Savcı Süleyman Aslan'a ait olduğu iddia edilen bir mesajı yeni bir kanıt olarak sundu. Duruşmada dinlenen Rıza Zarrab ve Mehmet Hakan Atilla arasındaki ses kaydının mahkeme kayıtları arasına girdiği için erişime sunulacağı açıklandı.
Süleyman Aslan'ın mesajda altın ticaretinin sona ereceği konusunda bir uyarı yapıyor, "Gıda, ilaç ve benzer mallara yönelik devasa bir talep var." diye yazdığı belirtiliyor.
*Hatırlatma: Açılış konuşması sırasında savcılar, Halkbank'ın bir noktada altın ticaretine son verdiğini ve İran'la yapılan işlemleri insani yardım olarak göstermeye başladığını söylemişti.
"HAKAN ATİLLA RESMİ EVRAKLARDA YARDIM ETTİ"
Zarrab, "defalarca Hakan Atilla'ya yardım ettik, o da bize yardım etti."dedi. Atilla'nın 2013'te İran'la ticarette kullanılacak bazı "resmi evrakların" onaylanmasına yardımcı olduğunu iddia etti.
YENİ YÖNTEM: GIDA TİCARETİ GÖSTERME
ABD'nin, İran ile altın ticareti konusunda tutumunu sertleştirdiği dönemde, Rıza Zarrab ve Süleyman Aslan, işlemleri "gıda ticareti" olarak gösterme seçeneğini değerlendirdikleri iddia ediliyor.
Rıza Zarrab, altın ticaretinin nasıl sonlandığını anlatıyor. Zarrab, "Nisan 2013'ten itibaren yeni bir yöntem, yeni bir sistem bulmamız gerekiyordu" dedi.
Savcı, Zarrab ile Abdullah Happani arasındaki bir telefon görüşmesini daha kanıtlar arasına eklemek istiyor.
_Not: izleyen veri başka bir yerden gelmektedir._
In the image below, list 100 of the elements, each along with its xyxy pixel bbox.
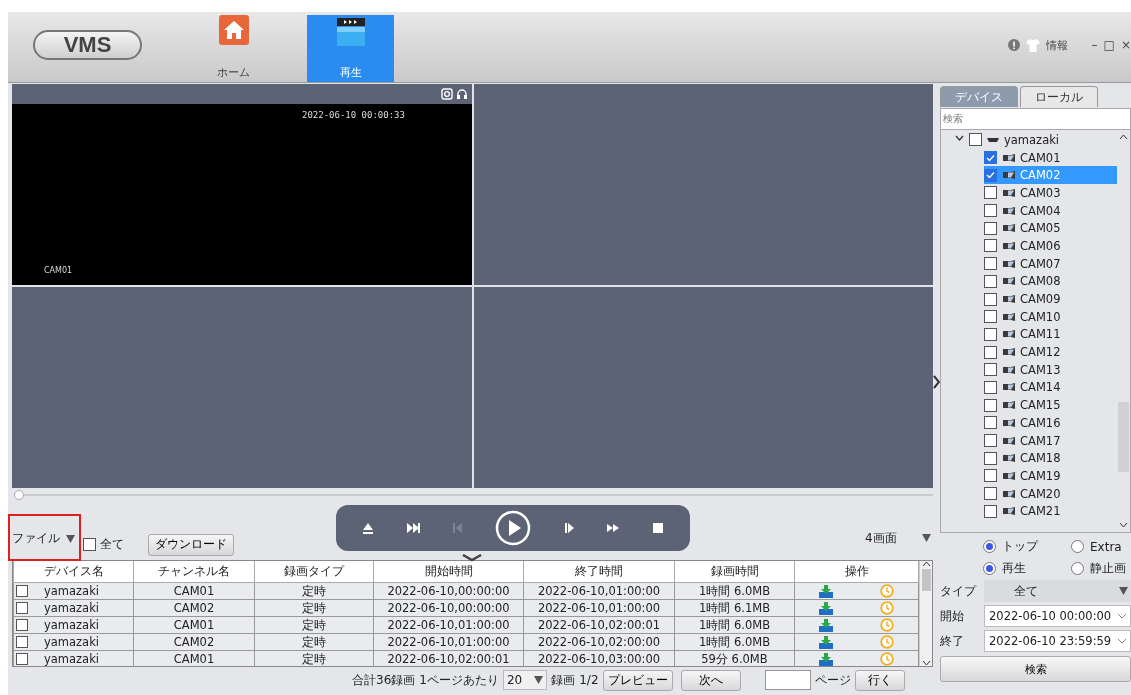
checkbox[interactable] xyxy=(16,619,28,631)
checkbox[interactable] xyxy=(984,274,997,288)
scroll-down-icon[interactable] xyxy=(921,660,931,666)
checkbox[interactable] xyxy=(969,133,982,147)
checkbox[interactable] xyxy=(984,239,997,253)
download-icon[interactable] xyxy=(818,652,833,666)
video-tile[interactable] xyxy=(12,287,472,488)
tree-item[interactable]: CAM07 xyxy=(941,254,1117,273)
checkbox[interactable] xyxy=(984,398,997,412)
tree-item[interactable]: CAM12 xyxy=(941,343,1117,361)
tree-item[interactable]: CAM03 xyxy=(941,184,1117,202)
tree-item[interactable]: CAM14 xyxy=(941,378,1117,397)
radio-button[interactable] xyxy=(983,540,996,553)
tree-item[interactable]: CAM11 xyxy=(941,325,1117,344)
scroll-thumb[interactable] xyxy=(1118,402,1129,472)
radio-button[interactable] xyxy=(983,562,996,575)
video-tile[interactable] xyxy=(474,287,933,488)
checkbox[interactable] xyxy=(83,538,96,551)
checkbox[interactable] xyxy=(16,653,28,665)
tree-item[interactable]: CAM18 xyxy=(941,449,1117,468)
chevron-down-icon[interactable] xyxy=(462,554,482,562)
checkbox[interactable] xyxy=(984,186,997,200)
checkbox[interactable] xyxy=(984,345,997,359)
scroll-down-icon[interactable] xyxy=(1119,522,1128,528)
radio-button[interactable] xyxy=(1071,540,1084,553)
tree-item[interactable]: CAM08 xyxy=(941,272,1117,291)
video-tile[interactable] xyxy=(474,84,933,285)
checkbox[interactable] xyxy=(984,416,997,430)
page-input[interactable] xyxy=(764,670,811,690)
play-icon[interactable] xyxy=(495,510,532,546)
checkbox[interactable] xyxy=(16,585,28,597)
search-field[interactable]: 検索 xyxy=(940,108,1131,130)
column-header[interactable]: 終了時間 xyxy=(523,561,675,583)
per-page-dropdown[interactable]: 20 xyxy=(502,670,548,690)
search-button[interactable]: 検索 xyxy=(940,656,1131,682)
scrollbar[interactable] xyxy=(919,561,932,666)
column-header[interactable]: 録画時間 xyxy=(674,561,795,583)
scroll-thumb[interactable] xyxy=(921,569,931,591)
window-control[interactable]: □ xyxy=(1103,38,1115,52)
checkbox[interactable] xyxy=(984,310,997,324)
checkbox[interactable] xyxy=(16,602,28,614)
panel-tab[interactable]: ローカル xyxy=(1020,86,1098,107)
tree-item[interactable]: CAM09 xyxy=(941,290,1117,308)
tree-item[interactable]: CAM15 xyxy=(941,396,1117,414)
column-header[interactable]: デバイス名 xyxy=(13,561,134,583)
download-icon[interactable] xyxy=(818,584,833,598)
checkbox[interactable] xyxy=(984,151,997,165)
column-header[interactable]: 開始時間 xyxy=(373,561,524,583)
checkbox[interactable] xyxy=(984,327,997,341)
download-icon[interactable] xyxy=(818,635,833,649)
info-link[interactable]: 情報 xyxy=(1045,37,1068,53)
tree-item[interactable]: yamazaki xyxy=(941,131,1117,149)
previous-button[interactable]: プレビュー xyxy=(602,669,673,691)
nav-tab[interactable]: ホーム xyxy=(190,12,277,82)
scroll-up-icon[interactable] xyxy=(921,561,931,567)
tree-item[interactable]: CAM17 xyxy=(941,431,1117,450)
download-button[interactable]: ダウンロード xyxy=(148,533,234,556)
date-field[interactable]: 2022-06-10 23:59:59 xyxy=(984,630,1131,652)
checkbox[interactable] xyxy=(984,292,997,306)
stop-icon[interactable] xyxy=(651,522,664,534)
next-button[interactable]: 次へ xyxy=(680,669,741,691)
date-field[interactable]: 2022-06-10 00:00:00 xyxy=(984,605,1131,627)
alert-icon[interactable] xyxy=(1007,39,1020,51)
column-header[interactable]: 録画タイプ xyxy=(254,561,374,583)
window-control[interactable]: × xyxy=(1120,38,1131,52)
checkbox[interactable] xyxy=(984,257,997,271)
tree-item[interactable]: CAM16 xyxy=(941,414,1117,432)
checkbox[interactable] xyxy=(984,221,997,235)
checkbox[interactable] xyxy=(984,363,997,377)
scroll-up-icon[interactable] xyxy=(1119,134,1128,140)
checkbox[interactable] xyxy=(984,469,997,483)
tree-item[interactable]: CAM20 xyxy=(941,484,1117,503)
layout-dropdown[interactable]: 4画面 xyxy=(863,528,933,548)
column-header[interactable]: チャンネル名 xyxy=(133,561,255,583)
go-button[interactable]: 行く xyxy=(854,669,905,691)
step-forward-icon[interactable] xyxy=(563,522,575,534)
radio-button[interactable] xyxy=(1071,562,1084,575)
type-dropdown[interactable]: 全て xyxy=(984,580,1131,602)
download-icon[interactable] xyxy=(818,601,833,615)
headphones-icon[interactable] xyxy=(456,88,468,100)
checkbox[interactable] xyxy=(984,168,997,182)
eject-icon[interactable] xyxy=(362,522,375,534)
checkbox[interactable] xyxy=(984,204,997,218)
window-control[interactable]: – xyxy=(1091,38,1098,52)
tree-item[interactable]: CAM10 xyxy=(941,307,1117,326)
checkbox[interactable] xyxy=(984,487,997,501)
skip-icon[interactable] xyxy=(406,522,420,534)
seek-handle[interactable] xyxy=(14,490,24,500)
tree-item[interactable]: CAM06 xyxy=(941,237,1117,255)
tree-item[interactable]: CAM13 xyxy=(941,360,1117,379)
fast-forward-icon[interactable] xyxy=(607,522,620,534)
tree-item[interactable]: CAM05 xyxy=(941,219,1117,238)
checkbox[interactable] xyxy=(984,504,997,518)
download-icon[interactable] xyxy=(818,618,833,632)
column-header[interactable]: 操作 xyxy=(794,561,919,583)
tree-item[interactable]: CAM01 xyxy=(941,148,1117,167)
checkbox[interactable] xyxy=(984,451,997,465)
checkbox[interactable] xyxy=(16,636,28,648)
tree-item[interactable]: CAM04 xyxy=(941,201,1117,220)
checkbox[interactable] xyxy=(984,380,997,394)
Zarrab, Happani ile yaptığı bir telefon görüşmesini anlattı. Sarraf görüşmeden Happani'ye "Adam bize sahte evrak vermemizi söylüyor" dedi.
Yine Zarrab ile Happani arasında başka bir telefon görüşmesine ait tape dinlendi.
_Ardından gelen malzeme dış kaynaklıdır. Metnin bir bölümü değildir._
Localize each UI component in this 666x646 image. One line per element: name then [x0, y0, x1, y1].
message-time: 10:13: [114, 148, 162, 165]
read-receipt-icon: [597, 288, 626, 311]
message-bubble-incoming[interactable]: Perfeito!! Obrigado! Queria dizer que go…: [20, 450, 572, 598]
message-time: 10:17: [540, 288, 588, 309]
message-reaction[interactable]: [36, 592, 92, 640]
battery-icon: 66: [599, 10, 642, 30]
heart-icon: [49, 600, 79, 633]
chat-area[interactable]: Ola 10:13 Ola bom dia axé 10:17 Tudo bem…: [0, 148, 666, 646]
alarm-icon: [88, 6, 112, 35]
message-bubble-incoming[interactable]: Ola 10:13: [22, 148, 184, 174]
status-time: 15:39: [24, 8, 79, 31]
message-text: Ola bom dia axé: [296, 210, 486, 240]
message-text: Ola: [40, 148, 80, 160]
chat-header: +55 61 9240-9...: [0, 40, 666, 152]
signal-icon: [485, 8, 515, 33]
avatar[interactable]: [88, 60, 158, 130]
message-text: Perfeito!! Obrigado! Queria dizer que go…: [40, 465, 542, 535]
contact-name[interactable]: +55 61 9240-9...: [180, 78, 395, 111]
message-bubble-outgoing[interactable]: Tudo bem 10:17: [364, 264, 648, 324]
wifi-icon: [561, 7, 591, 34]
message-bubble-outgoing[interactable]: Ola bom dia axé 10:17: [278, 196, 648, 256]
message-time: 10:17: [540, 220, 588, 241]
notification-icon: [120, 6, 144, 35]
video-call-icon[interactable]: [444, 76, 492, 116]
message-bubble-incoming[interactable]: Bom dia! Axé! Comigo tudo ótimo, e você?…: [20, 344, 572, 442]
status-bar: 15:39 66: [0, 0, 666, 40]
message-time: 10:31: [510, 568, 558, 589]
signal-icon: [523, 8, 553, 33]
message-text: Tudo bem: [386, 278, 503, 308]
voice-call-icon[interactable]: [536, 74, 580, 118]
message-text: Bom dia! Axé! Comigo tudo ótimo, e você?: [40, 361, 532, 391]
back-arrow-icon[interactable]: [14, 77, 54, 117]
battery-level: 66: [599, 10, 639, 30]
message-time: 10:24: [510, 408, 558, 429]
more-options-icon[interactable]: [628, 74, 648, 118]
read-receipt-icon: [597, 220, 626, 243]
Halkbank'ın "gıda ticareti işlemlerine başlayın" dediği iddia edildi. Zarrab da Happani'ye bunun üzerine "gıda ticareti işlemlerine başlamamız lazım" dediğini aktardı.
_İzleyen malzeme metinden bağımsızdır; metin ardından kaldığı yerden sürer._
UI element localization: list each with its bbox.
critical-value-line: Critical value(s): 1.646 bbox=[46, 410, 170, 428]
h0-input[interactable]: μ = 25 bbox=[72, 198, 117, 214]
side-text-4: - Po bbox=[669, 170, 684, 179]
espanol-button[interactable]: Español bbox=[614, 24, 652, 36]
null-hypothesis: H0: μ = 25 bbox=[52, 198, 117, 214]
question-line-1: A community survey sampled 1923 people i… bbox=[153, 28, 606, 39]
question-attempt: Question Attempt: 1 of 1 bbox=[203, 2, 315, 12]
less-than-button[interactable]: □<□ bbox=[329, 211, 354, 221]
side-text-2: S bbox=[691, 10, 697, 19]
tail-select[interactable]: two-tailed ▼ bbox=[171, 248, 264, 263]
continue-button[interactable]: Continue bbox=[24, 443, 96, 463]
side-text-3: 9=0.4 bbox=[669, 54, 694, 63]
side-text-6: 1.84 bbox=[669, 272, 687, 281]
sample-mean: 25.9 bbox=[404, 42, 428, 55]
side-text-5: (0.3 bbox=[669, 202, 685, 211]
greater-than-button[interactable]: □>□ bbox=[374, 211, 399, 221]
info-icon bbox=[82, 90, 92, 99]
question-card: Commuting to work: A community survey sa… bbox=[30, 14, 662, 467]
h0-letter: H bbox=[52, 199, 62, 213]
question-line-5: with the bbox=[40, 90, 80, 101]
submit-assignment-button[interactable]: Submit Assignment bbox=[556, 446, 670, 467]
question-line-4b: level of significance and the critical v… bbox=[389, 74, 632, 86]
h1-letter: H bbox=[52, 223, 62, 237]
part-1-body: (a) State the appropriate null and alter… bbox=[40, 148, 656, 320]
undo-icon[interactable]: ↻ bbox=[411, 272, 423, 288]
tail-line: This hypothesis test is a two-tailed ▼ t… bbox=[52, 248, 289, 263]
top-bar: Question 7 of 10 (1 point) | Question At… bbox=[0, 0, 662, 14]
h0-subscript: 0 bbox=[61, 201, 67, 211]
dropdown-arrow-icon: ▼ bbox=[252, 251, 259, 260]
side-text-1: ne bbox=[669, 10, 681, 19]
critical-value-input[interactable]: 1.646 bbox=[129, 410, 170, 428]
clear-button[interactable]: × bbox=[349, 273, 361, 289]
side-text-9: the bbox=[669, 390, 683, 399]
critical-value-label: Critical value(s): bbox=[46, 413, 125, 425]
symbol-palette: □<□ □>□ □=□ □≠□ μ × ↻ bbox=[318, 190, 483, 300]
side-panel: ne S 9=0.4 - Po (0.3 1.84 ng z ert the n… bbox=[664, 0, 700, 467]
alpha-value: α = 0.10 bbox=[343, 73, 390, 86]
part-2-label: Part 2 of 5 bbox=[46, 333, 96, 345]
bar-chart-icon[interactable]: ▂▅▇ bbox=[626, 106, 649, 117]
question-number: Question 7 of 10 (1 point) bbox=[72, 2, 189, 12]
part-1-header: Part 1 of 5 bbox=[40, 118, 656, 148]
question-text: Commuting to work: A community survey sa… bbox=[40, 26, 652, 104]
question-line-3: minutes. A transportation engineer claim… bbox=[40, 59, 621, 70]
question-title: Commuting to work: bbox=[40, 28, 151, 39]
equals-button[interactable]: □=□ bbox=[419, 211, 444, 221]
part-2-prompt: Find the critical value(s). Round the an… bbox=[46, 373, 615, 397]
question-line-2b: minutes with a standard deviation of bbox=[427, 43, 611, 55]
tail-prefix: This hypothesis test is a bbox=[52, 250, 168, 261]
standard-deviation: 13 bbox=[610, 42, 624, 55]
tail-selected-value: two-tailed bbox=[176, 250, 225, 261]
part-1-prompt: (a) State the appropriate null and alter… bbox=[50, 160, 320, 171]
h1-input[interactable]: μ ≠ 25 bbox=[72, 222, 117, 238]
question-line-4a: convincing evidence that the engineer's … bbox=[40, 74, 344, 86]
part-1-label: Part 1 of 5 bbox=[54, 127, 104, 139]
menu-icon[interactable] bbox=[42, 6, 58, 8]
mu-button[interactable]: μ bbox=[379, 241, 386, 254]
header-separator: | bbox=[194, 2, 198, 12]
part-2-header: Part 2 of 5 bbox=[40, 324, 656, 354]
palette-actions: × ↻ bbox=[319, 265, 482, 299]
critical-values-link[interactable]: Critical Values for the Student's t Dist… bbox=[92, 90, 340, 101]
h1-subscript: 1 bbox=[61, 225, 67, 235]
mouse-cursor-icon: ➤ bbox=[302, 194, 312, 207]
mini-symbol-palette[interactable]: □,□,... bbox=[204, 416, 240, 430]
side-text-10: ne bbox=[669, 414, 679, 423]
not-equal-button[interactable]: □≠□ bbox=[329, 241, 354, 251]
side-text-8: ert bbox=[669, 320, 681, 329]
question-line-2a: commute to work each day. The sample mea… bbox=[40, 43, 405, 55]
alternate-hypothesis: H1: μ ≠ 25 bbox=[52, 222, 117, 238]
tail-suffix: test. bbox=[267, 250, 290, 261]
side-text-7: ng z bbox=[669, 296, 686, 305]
Zarrab'a ait Royal Grup'a bağlı Volgam şirketinden bahsedildi.
Zarrab ile Süleyman Aslan arasında geçen bir WhatsApp yazışmasında, "Sayın Genel Müdürüm, gıda işini bugün başlattım" dediği görüldü. Sarraf, "Yani, gıda ticaretini başlatmış olduk" dedi.
AYNI İŞİ YAPAN ALACACI'YI ENGELLEMEK İSTEMİŞ
Reza Zarrab kuyumcu Ahmet Alacacı'yla rekabete dönüşen ilişkisini anlattı. Zarrab, kendisine sorulan bir diğer telefon görüşmesi üzerinden, Ahmet Alacacı isimli kişinin de kendisiyle aynı işi yaptığını ancak kimseden komisyon almadığı için daha düşük fiyat verdiğini ve bu nedenle Alacacı’nın hesaplarını kapatmayı Süleyman Aslan’la görüştüklerini anlattı.
Zarrab, “Ahmet Alacacı kârın bir kısmını Zafer Çağlayan’a verdiğimi ve kendisi kimseye ödeme yapmadığı için benim masraflarımın kendisininkinden daha yüksek olduğunu biliyordu. Bu nedenle Alacacı’nın hesaplarını kapatmayı Aslan’la konuştum” dedi.
HAKİM: TÜRK HAMAMINA GİDEN TERLER
Amerikan gazetecilerin aktardığına göre, Yargıç Richard Berman duruşmaya son vermek istedi.
Ancak savcılar Atilla’nın da adının geçtiği bir mesajı okumak için biraz daha devem etti; Berman bunun üzerine “Türk hamamına giden terler” dedi.
DURUŞMA SONA ERDİ!
Yargıç Berman, yarınki günkü duruşmanın yarım gün süreceğini açıkladı. Duruşma yerel saatle 9.30 ila 14.00 arasında yapılacağı öğrenildi.
Eğer 9.30'da başlarsa bu TSİ ise 17.30'a denk geliyor. Zarrab’ın ifadesiyle devam edilecek duruşmanın 4 saat kadar sürmesi bekleniyor.